Fastest way to test if there are any duplicates in a Java list/array
We will try to determine if there are any duplicates in an array or a list in Java programming language. We will compare three different algorithms and compare their durations.
1. The first algorithm runs on an array. We have implemented two loops to compare the elements of the list to other elements. The complexity is O(n2).
2. The second algorithms is similar to the first one. Instead of using an array, we take a list as an input.
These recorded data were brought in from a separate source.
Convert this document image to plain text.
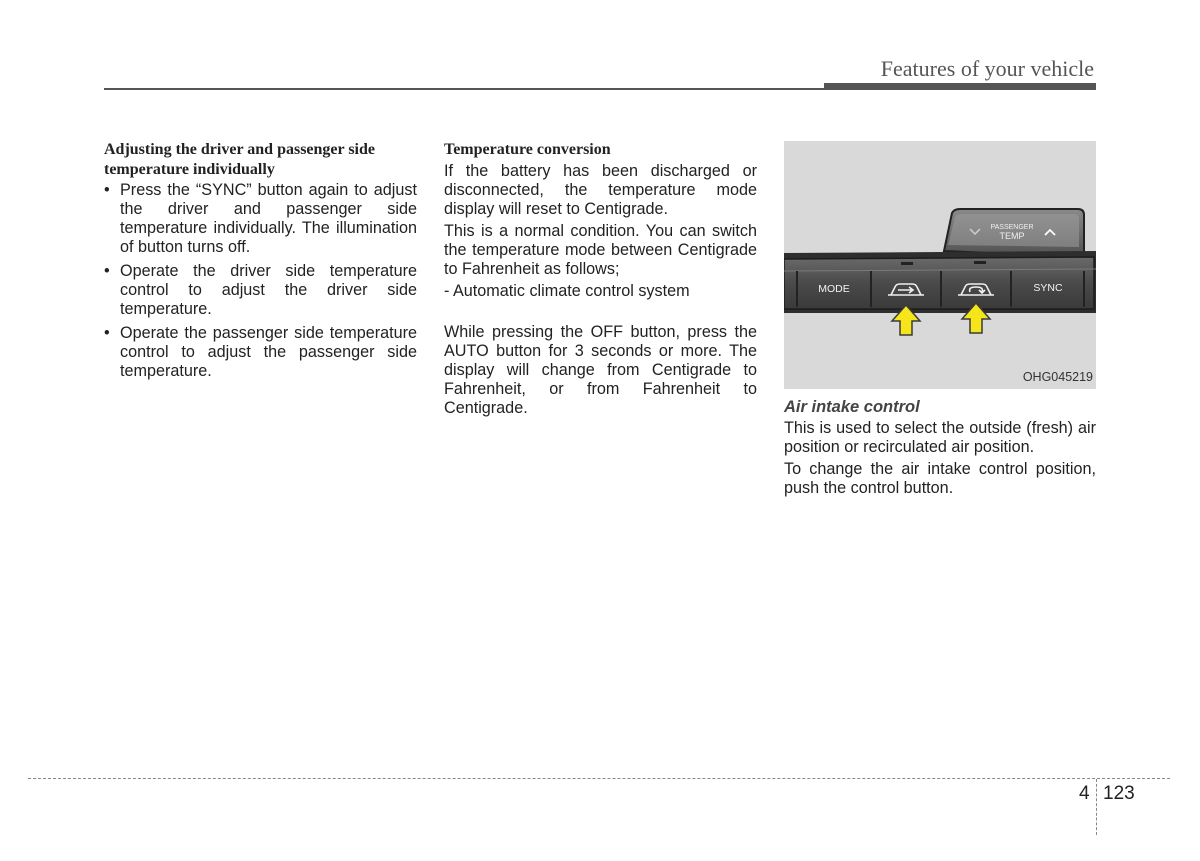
Features of your vehicle
Adjusting the driver and passenger side
temperature individually
• Press the “SYNC” button again to adjust the driver and passenger side temperature individually. The illumination of button turns off.
• Operate the driver side temperature control to adjust the driver side temperature.
• Operate the passenger side temperature control to adjust the passenger side temperature.
Temperature conversion

If the battery has been discharged or disconnected, the temperature mode display will reset to Centigrade.

This is a normal condition. You can switch the temperature mode between Centigrade to Fahrenheit as follows;

- Automatic climate control system

While pressing the OFF button, press the AUTO button for 3 seconds or more. The display will change from Centigrade to Fahrenheit, or from Fahrenheit to Centigrade.

PASSENGER
TEMP
MODE	SYNC
OHG045219
Air intake control

This is used to select the outside (fresh) air position or recirculated air position.

To change the air intake control position, push the control button.

4 123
3. And the last algorithm uses Java HashSets. The complexity of inserting an element to a HashSet is O(1), but the worst case performance might increase up to O(n). Thus, the complexity of inserting all the elements may be somewhere between O(n) and O(n2).
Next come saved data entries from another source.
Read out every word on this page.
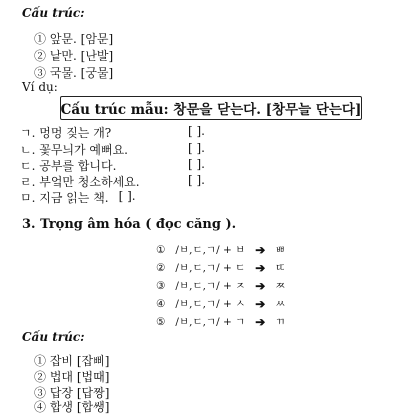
Cấu trúc:
① 앞문. [암문]
② 낱만. [난발]
③ 국물. [궁물]
Ví dụ:
Cấu trúc mẫu: 창문을 닫는다. [창무늘 단는다]
ㄱ. 멍멍 짖는 개?	[ ].
ㄴ. 꽃무늬가 예뻐요.	[ ].
ㄷ. 공부를 합니다.	[ ].
ㄹ. 부엌만 청소하세요.	[ ].
ㅁ. 지금 읽는 책. [ ].
3. Trọng âm hóa ( đọc căng ).
① /ㅂ,ㄷ,ㄱ/ + ㅂ ➔ ㅃ
② /ㅂ,ㄷ,ㄱ/ + ㄷ ➔ ㄸ
③ /ㅂ,ㄷ,ㄱ/ + ㅈ ➔ ㅉ
④ /ㅂ,ㄷ,ㄱ/ + ㅅ ➔ ㅆ
⑤ /ㅂ,ㄷ,ㄱ/ + ㄱ ➔ ㄲ
Cấu trúc:
① 잡비 [잡삐]
② 법대 [법때]
③ 답장 [답짱]
④ 합생 [합쌩]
Here is the test code and comparison results.
public class TestDuplicate {
public static boolean hasDuplicateArray(double[] arr)
{
int count = arr.length;
for (int i = 1; i < count; ++i)
for (int j = 0; j < i; ++j)
if (arr[i] == arr[j])
return true;
return false;
}
public static boolean hasDuplicateList(List list)
{
int count = list.size();
for (int i = 1; i < count; ++i)
{
Double elem1 = list.get(i);
for (int j = 0; j < i; ++j)
{
Double elem2 = list.get(j);
if (elem1 == elem2)
return true;
}
}
return false;
}
public static boolean hasDuplicateMap(List list)
{
HashSet set = new HashSet();
int count = list.size();
for (int i = 0; i < count; ++i)
{
Double elem = list.get(i);
if (set.contains(elem))
return true;
set.add(elem);
}
return false;
}
public static void main(String[] args)
{
Random rand = new Random(2020);
double[] arr = new double[100000];
List list = new ArrayList();
for (int i = 0; i < arr.length; ++i)
{
arr[i] = rand.nextDouble();
list.add(arr[i]);
}
long startTime = System.currentTimeMillis();
boolean result = hasDuplicateArray(arr);
long duration = System.currentTimeMillis() - startTime;
System.out.println("Java Array: \t" + result + "\t" + duration + " ms");
startTime = System.currentTimeMillis();
result = hasDuplicateList(list);
duration = System.currentTimeMillis() - startTime;
System.out.println("Java List: \t" + result + "\t" + duration + " ms");
startTime = System.currentTimeMillis();
result = hasDuplicateMap(list);
duration = System.currentTimeMillis() - startTime;
System.out.println("Java HashSet: \t" + result + "\t" + duration + " ms");
}
}
The test results are obtained on Intel Core i5-8250U processor. Here are the results for 100K elements:
Java Array: false 2910 ms
Java List: false 3976 ms
Java HashSet: false 27 ms
If you want to repeat the test for 1M elements, the result is:
Java Array: false 409085 ms
Java List: false 1793858 ms
Java HashSet: false 605 ms
According to the results, the fastest way to understand if there are any duplicates in a Java collection is to use a HashSet.